This code turns a list of transactions from a financial ecosystem into trajectories of money through that system. These "money flows" include several possible weighting schemes and are built using explicit, modifiable, and accounting-consistent tracking heuristics.
A config.json
file contains everything the code needs to understand
how to read the transaction file. This includes straightforward inputs, like
the header that tells the code how to interpret the columns, and more complex
inputs like how to define the boundary of the system.
Please see the sample configuration files to clarify precise formatting.
The first thing config.json
needs is the transaction_header
with which to interpret
the columns of the file. The actual header in the file will be ignored in favor of this
one, which must contain specific columns that the code will know what to do with. The
incoming data needs to be ordered, and contain at least these columns:
- txn_ID (unique ID)
- timestamp (of some kind)
- src/tgt_ID (sending/receiving account)
- amt (transaction amount)
Additional columns that can be used with different variations:
- type (transaction type)
- src/tgt_fee (fee/revenue incurred)
- src/tgt_categ (known account categories)

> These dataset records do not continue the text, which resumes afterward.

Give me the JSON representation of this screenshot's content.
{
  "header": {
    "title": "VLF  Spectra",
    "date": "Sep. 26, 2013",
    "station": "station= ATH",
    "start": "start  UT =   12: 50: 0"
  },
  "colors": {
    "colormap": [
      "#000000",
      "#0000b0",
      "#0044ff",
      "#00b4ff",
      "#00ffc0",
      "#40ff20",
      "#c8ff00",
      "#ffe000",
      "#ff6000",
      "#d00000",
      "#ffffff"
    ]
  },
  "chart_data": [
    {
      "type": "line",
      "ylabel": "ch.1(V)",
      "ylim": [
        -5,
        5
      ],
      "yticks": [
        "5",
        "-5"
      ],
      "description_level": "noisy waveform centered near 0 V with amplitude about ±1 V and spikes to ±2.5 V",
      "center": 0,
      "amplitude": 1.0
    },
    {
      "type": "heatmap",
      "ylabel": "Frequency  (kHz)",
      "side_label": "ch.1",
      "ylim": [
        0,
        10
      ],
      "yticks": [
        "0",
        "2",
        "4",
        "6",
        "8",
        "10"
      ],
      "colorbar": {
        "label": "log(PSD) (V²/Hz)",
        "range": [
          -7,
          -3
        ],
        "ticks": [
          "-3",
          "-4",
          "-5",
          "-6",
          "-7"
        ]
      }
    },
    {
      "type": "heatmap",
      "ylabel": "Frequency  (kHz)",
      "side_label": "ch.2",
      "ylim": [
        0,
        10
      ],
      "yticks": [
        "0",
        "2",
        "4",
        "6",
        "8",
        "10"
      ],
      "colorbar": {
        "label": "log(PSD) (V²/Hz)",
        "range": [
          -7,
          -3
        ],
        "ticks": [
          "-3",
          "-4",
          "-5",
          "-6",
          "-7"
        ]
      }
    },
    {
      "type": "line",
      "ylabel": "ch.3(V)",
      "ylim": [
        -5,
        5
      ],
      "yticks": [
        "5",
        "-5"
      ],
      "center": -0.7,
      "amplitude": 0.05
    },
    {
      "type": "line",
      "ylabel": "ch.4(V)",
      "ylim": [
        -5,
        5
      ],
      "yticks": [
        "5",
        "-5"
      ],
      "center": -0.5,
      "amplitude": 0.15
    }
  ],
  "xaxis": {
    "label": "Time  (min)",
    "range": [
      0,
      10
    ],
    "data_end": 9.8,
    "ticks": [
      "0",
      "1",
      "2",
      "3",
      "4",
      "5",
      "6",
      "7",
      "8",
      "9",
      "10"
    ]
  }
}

- src/tgt_balance (known account balances)
txn_ID
, src_ID
, and tgt_ID
must be hashable unique IDs. They are read as strings.
The amt
column is converted to a float.
In order to read the timestamp
column, the config.json
file also needs to
contain the timeformat
. Note that the file itself is read in the order given
(it should already be time-ordered) so the timestamp
column is used primarily
to calculate time differences. As such, it can be inferred or coarse. Relatedly,
the config.json
file needs to contain the timewindow_beg
and timewindow_end
so that the program can account for the finite time window of the data.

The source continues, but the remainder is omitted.